Giving Spurgeon the last word on Arminianism and Calvinism

Giving Spurgeon the last word on Arminianism and Calvinism 2018-06-27T23:05:00+01:00

At least for now it is time to call time on my short series on Arminianism and Calvinism. I hope you have enjoyed reading it, as I have certainly enjoyed some of the reactions it led to.  I shared this quote a few years ago, and I thought it was an apt way to end:

The system of truth is not one straight line, but two. No man will ever get a right view of the gospel until he knows how to look at the two lines at once.

I am taught in one book to believe that what I sow I shall reap: I am taught in another place, that “it is not of him that willeth nor of him that runneth, but of God that showeth mercy.”

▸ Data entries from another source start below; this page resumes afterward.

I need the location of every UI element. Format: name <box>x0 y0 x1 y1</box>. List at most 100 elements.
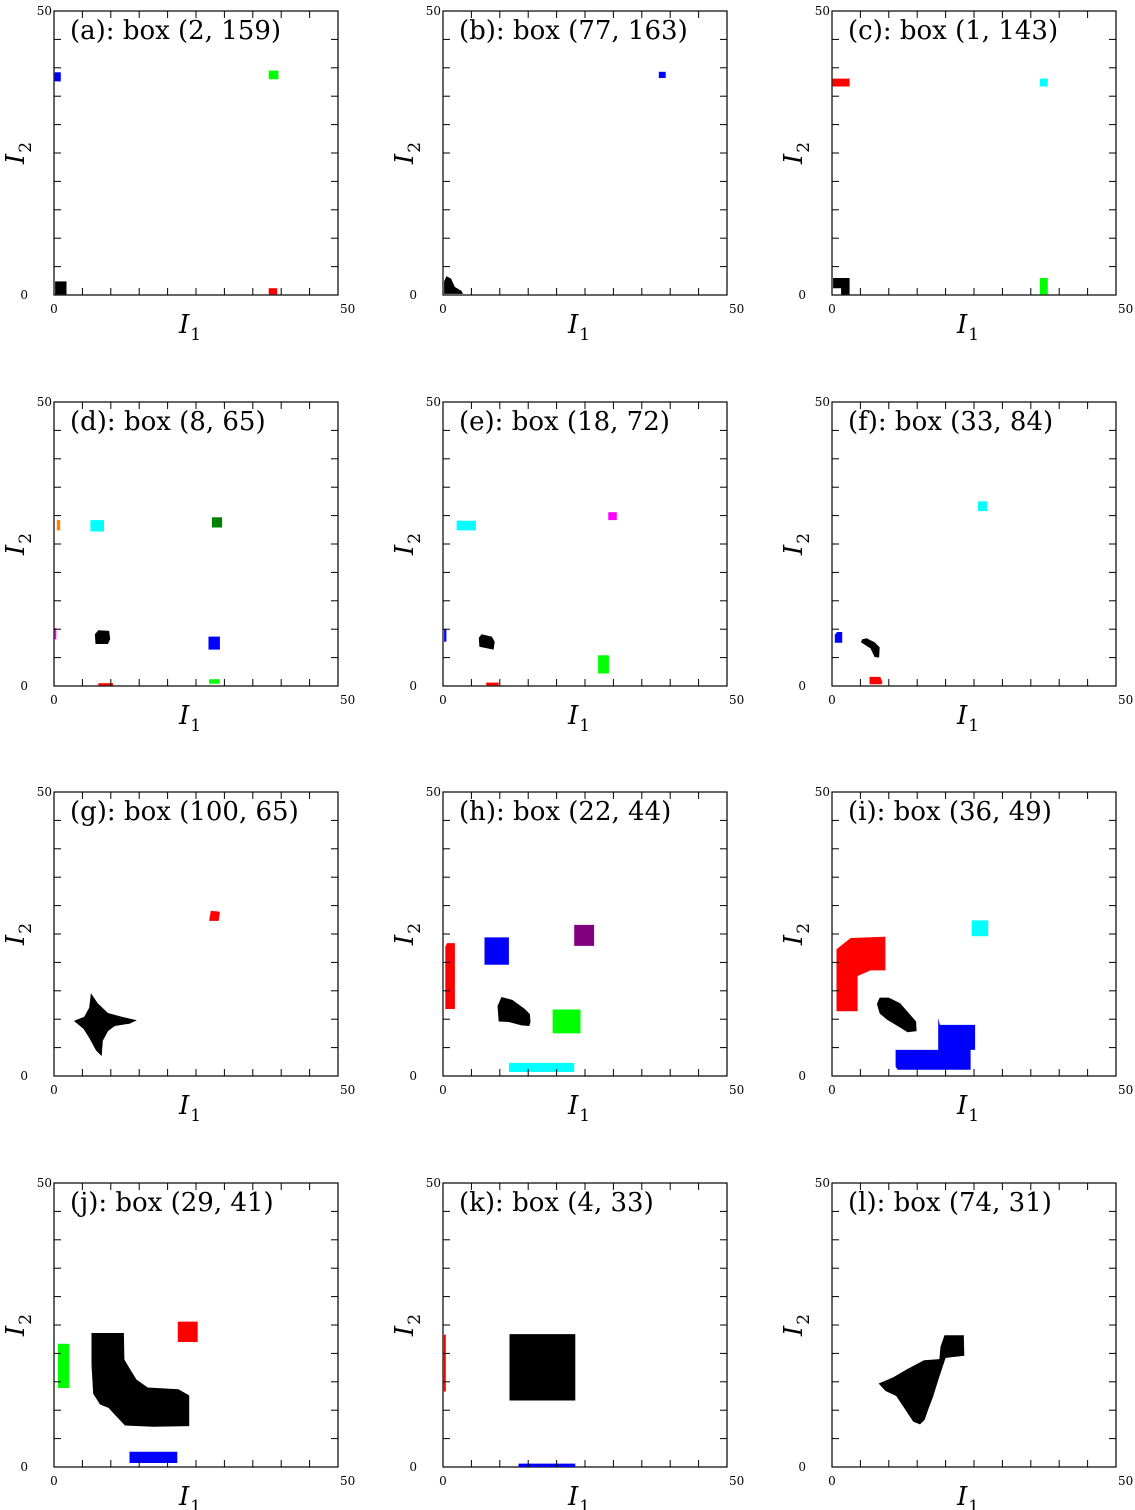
panel-title: (g): box (100, 65) <box>70 797 299 827</box>
x-axis-label: I1 <box>567 310 590 345</box>
panel-e: 0 50 0 50 I1 I2 (e): box (18, 72) <box>390 395 744 736</box>
panel-l: 0 50 0 50 I1 I2 (l): box (74, 31) <box>779 1176 1133 1510</box>
plot-frame <box>831 1182 1117 1468</box>
y-tick-label: 50 <box>815 395 830 409</box>
x-axis-label: I1 <box>178 701 201 736</box>
x-tick-label: 0 <box>50 302 58 316</box>
y-axis-label: I2 <box>390 1314 425 1337</box>
region-blue <box>444 629 447 642</box>
y-tick-label: 0 <box>409 679 417 693</box>
x-axis-label: I1 <box>956 1091 979 1126</box>
panel-a: 0 50 0 50 I1 I2 (a): box (2, 159) <box>1 4 355 345</box>
panel-j: 0 50 0 50 I1 I2 (j): box (29, 41) <box>1 1176 355 1510</box>
region-green <box>268 70 279 80</box>
region-cyan <box>90 520 104 532</box>
x-tick-label: 50 <box>340 302 355 316</box>
x-tick-label: 0 <box>50 1474 58 1488</box>
x-tick-label: 0 <box>439 693 447 707</box>
region-red <box>268 288 278 295</box>
region-magenta <box>608 512 617 521</box>
y-tick-label: 0 <box>409 1460 417 1474</box>
plot-frame <box>53 10 339 296</box>
y-tick-label: 0 <box>798 1069 806 1083</box>
panel-b: 0 50 0 50 I1 I2 (b): box (77, 163) <box>390 4 744 345</box>
region-red <box>486 682 499 686</box>
region-black <box>861 638 880 658</box>
region-black <box>833 278 850 295</box>
panel-title: (d): box (8, 65) <box>70 407 266 437</box>
x-tick-label: 50 <box>340 693 355 707</box>
x-tick-label: 0 <box>828 1083 836 1097</box>
panel-title: (a): box (2, 159) <box>70 16 281 46</box>
panel-k: 0 50 0 50 I1 I2 (k): box (4, 33) <box>390 1176 744 1510</box>
y-axis-label: I2 <box>390 142 425 165</box>
region-red <box>443 1334 446 1392</box>
panel-c: 0 50 0 50 I1 I2 (c): box (1, 143) <box>779 4 1133 345</box>
y-tick-label: 50 <box>426 785 441 799</box>
x-tick-label: 50 <box>1118 1474 1133 1488</box>
y-tick-label: 0 <box>20 288 28 302</box>
y-tick-label: 0 <box>20 1460 28 1474</box>
region-red <box>177 1321 198 1342</box>
panel-title: (f): box (33, 84) <box>848 407 1053 437</box>
region-green <box>58 1343 70 1388</box>
x-axis-label: I1 <box>178 310 201 345</box>
y-axis-label: I2 <box>779 923 814 946</box>
x-tick-label: 50 <box>1118 302 1133 316</box>
x-tick-label: 50 <box>340 1083 355 1097</box>
region-black <box>73 993 137 1057</box>
y-axis-label: I2 <box>779 533 814 556</box>
y-axis-label: I2 <box>1 923 36 946</box>
x-tick-label: 0 <box>828 1474 836 1488</box>
panel-title: (l): box (74, 31) <box>848 1188 1052 1218</box>
region-black <box>497 997 531 1026</box>
region-cyan <box>508 1062 575 1072</box>
region-blue <box>518 1463 576 1467</box>
x-tick-label: 0 <box>50 1083 58 1097</box>
panel-d: 0 50 0 50 I1 I2 (d): box (8, 65) <box>1 395 355 736</box>
region-orange <box>56 520 61 531</box>
region-purple <box>574 924 595 946</box>
region-cyan <box>456 520 476 531</box>
region-blue <box>484 937 509 965</box>
x-tick-label: 50 <box>729 1083 744 1097</box>
panel-i: 0 50 0 50 I1 I2 (i): box (36, 49) <box>779 785 1133 1126</box>
panel-title: (b): box (77, 163) <box>459 16 688 46</box>
region-red <box>836 936 886 1012</box>
y-tick-label: 50 <box>426 4 441 18</box>
y-tick-label: 0 <box>798 679 806 693</box>
y-tick-label: 50 <box>426 395 441 409</box>
x-axis-label: I1 <box>567 1482 590 1510</box>
region-magenta <box>54 628 57 640</box>
y-tick-label: 50 <box>37 785 52 799</box>
x-tick-label: 50 <box>729 302 744 316</box>
x-axis-label: I1 <box>956 310 979 345</box>
x-axis-label: I1 <box>178 1482 201 1510</box>
x-tick-label: 50 <box>1118 693 1133 707</box>
y-tick-label: 0 <box>20 1069 28 1083</box>
y-axis-label: I2 <box>1 1314 36 1337</box>
region-red <box>209 910 220 921</box>
y-tick-label: 0 <box>409 1069 417 1083</box>
region-green <box>209 679 220 684</box>
y-tick-label: 0 <box>409 288 417 302</box>
x-tick-label: 0 <box>439 1083 447 1097</box>
region-cyan <box>978 501 988 512</box>
panel-title: (h): box (22, 44) <box>459 797 671 827</box>
y-tick-label: 0 <box>798 288 806 302</box>
region-black <box>509 1334 576 1401</box>
region-red <box>869 676 883 685</box>
x-tick-label: 50 <box>1118 1083 1133 1097</box>
panel-g: 0 50 0 50 I1 I2 (g): box (100, 65) <box>1 785 355 1126</box>
y-tick-label: 50 <box>37 395 52 409</box>
plot-frame <box>831 10 1117 296</box>
x-tick-label: 0 <box>50 693 58 707</box>
plot-frame <box>442 1182 728 1468</box>
y-axis-label: I2 <box>390 533 425 556</box>
region-cyan <box>971 920 989 937</box>
x-tick-label: 0 <box>439 1474 447 1488</box>
y-tick-label: 50 <box>426 1176 441 1190</box>
panel-title: (k): box (4, 33) <box>459 1188 654 1218</box>
x-tick-label: 50 <box>729 1474 744 1488</box>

I see in one place, God presiding over all in providence; and yet I see, and I cannot help seeing, that man acts as he pleases, and that God has left his actions to his own will, in a great measure.

Now, if I were to declare that man was so free to act, that there was no presidence of God over his actions, I should be driven very near to Atheism; and if, on the other hand, I declare that God so overrules all things, as that man is not free enough to be responsible, I am driven at once into Antinomianism or fatalism.

That God predestines, and that man is responsible, are two things that few can see. They are believed to be inconsistent and contradictory; but they are not. It is just the fault of our weak judgment. Two truths cannot be contradictory to each other.

If, then, I find taught in one place that everything is fore-ordained, that is true; and if I find in another place that man is responsible for all his actions, that is true; and it is my folly that leads me to imagine that two truths can ever contradict each other.

These two truths, I do not believe, can ever be welded into one upon any human anvil, but one they shall be in eternity: they are two lines that are so nearly parallel, that the mind that shall pursue them farthest, will never discover that they converge; but they do converge, and they will meet somewhere in eternity, close to the throne of God, whence all truth doth spring.

– Charles Haddon Spurgeon from his sermon “Sovereign Grace and Man’s Responsibility,” originally delivered Sunday morning, August 1, 1858, at the Music Hall, Royal Surrey Gardens, London.